News: Marines and sailors conduct medical evacuation drills
Story by Pfc. Daniel Valle
CAMP FUJI, Japan - A turbulent scene unfolded at Combined Arms Training Center, Camp Fuji, Japan, as Marines and corpsmen attached to 3rd Battalion, 12th Marine Regiment, 3rd Marine Division, III Marine Expeditionary Force, conducted a medical evacuation drill and mass casualty drill here June 16-17, in preparation for training as part of Artillery Relocation Training Program 11-1 at the East Fuji Maneuver Area.
“Any time a Marine learns the job of a corpsman, it’s a good thing,” said Navy Lt. Karl Soderlund, battalion surgeon for 3rd Battalion, 12th Marines. For the corpsmen, the purpose of the exercise was to develop an understanding of artillery-related injuries and to hone their skills in emergency treatment in preparation for the live-fire training which began June 18.
“We conducted this training to ensure that we are capable of handling any artillery-related incidents that could possibly occur during this training,” said Petty Officer 3rd Class Jeffrey A. Chandler, a corpsman with 3rd Battalion, 12th Marines. “This is only a precautionary measure that we as corpsmen take to solidify the safety of the Marines.”
Successfully treating casualties requires everyone’s support.
“Both Marines and corpsmen need to know how to successfully evacuate a casualty because it is important to have an evacuation plan during any exercise,” said Soderlund.
During the exercise, Marines and corpsmen strapped simulated casualties to a stretcher and transported them to a helicopter. After the helicopter landed, the casualties were taken to an emergency vehicle.

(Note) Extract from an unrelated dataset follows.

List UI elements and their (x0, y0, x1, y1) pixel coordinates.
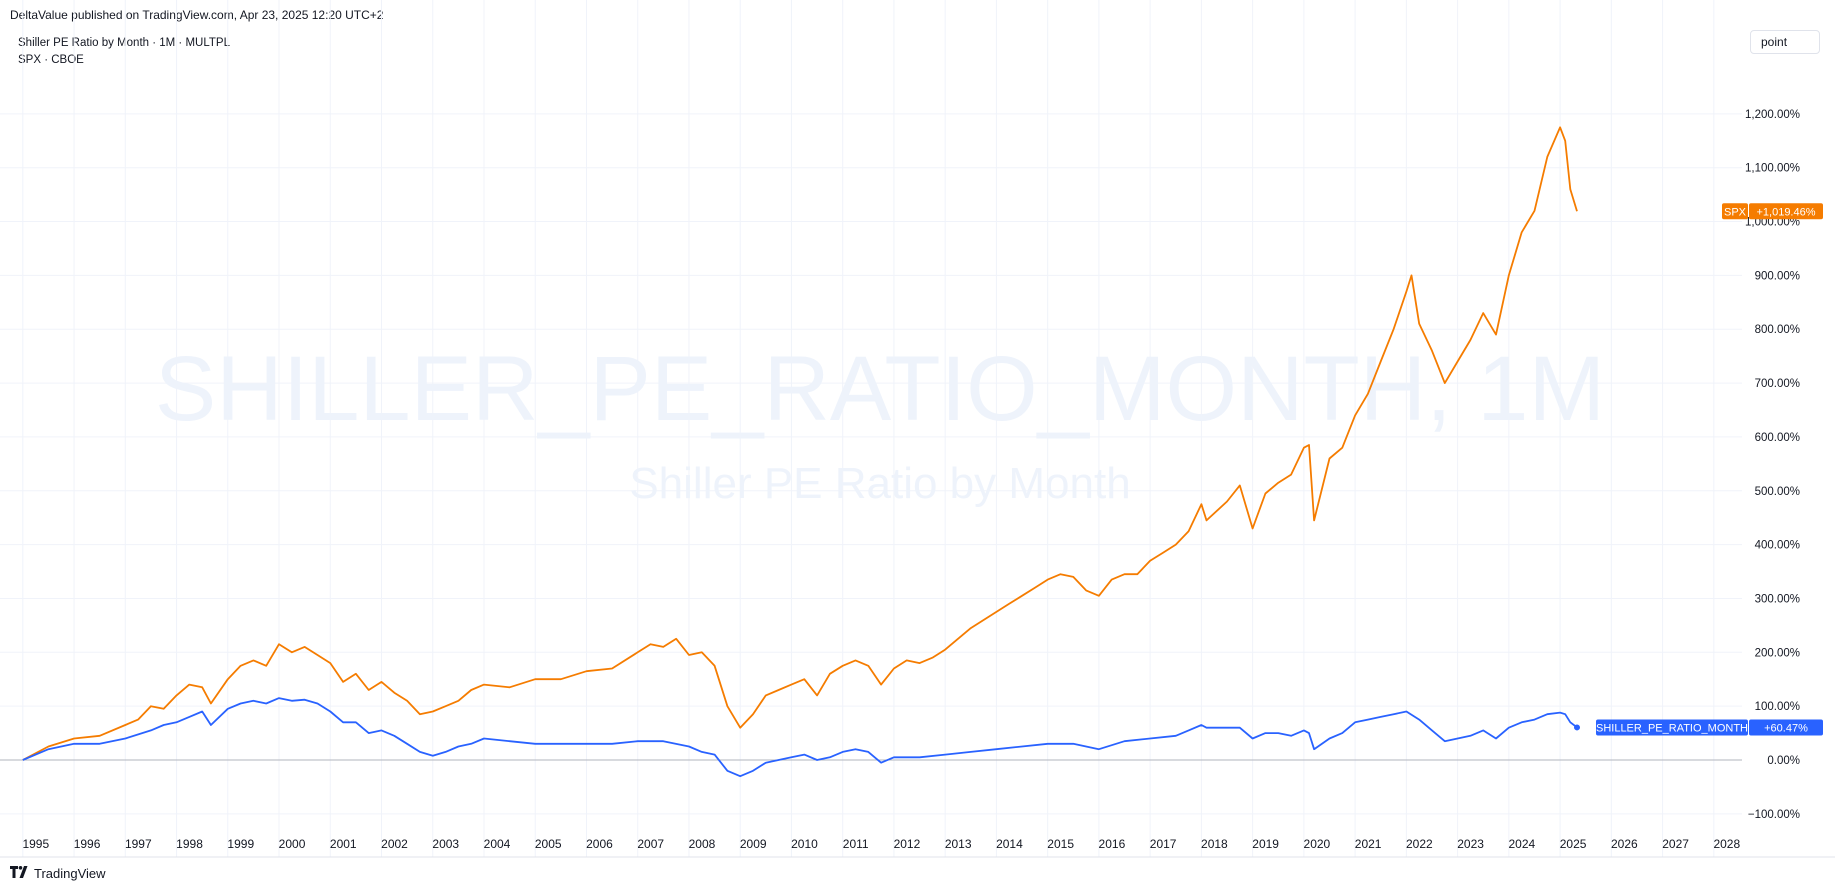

“The training was successful because all the casualties were appropriately treated and moved to safety,” said Petty Officer 3rd Class Daniel S. Barton, a corpsman with 3rd Battalion, 12th Marines. “This is what we do as corpsmen. We are here to make sure the Marines stay healthy in order for them to maintain their operational readiness.”
Both Barton and Chandler agree that this type of training is essential for Marines and sailors because it creates a necessary cohesion between their respective branches.
"If something happens to me, I know that the Marines will help do my job and take care of me just as I would for them,” said Barton.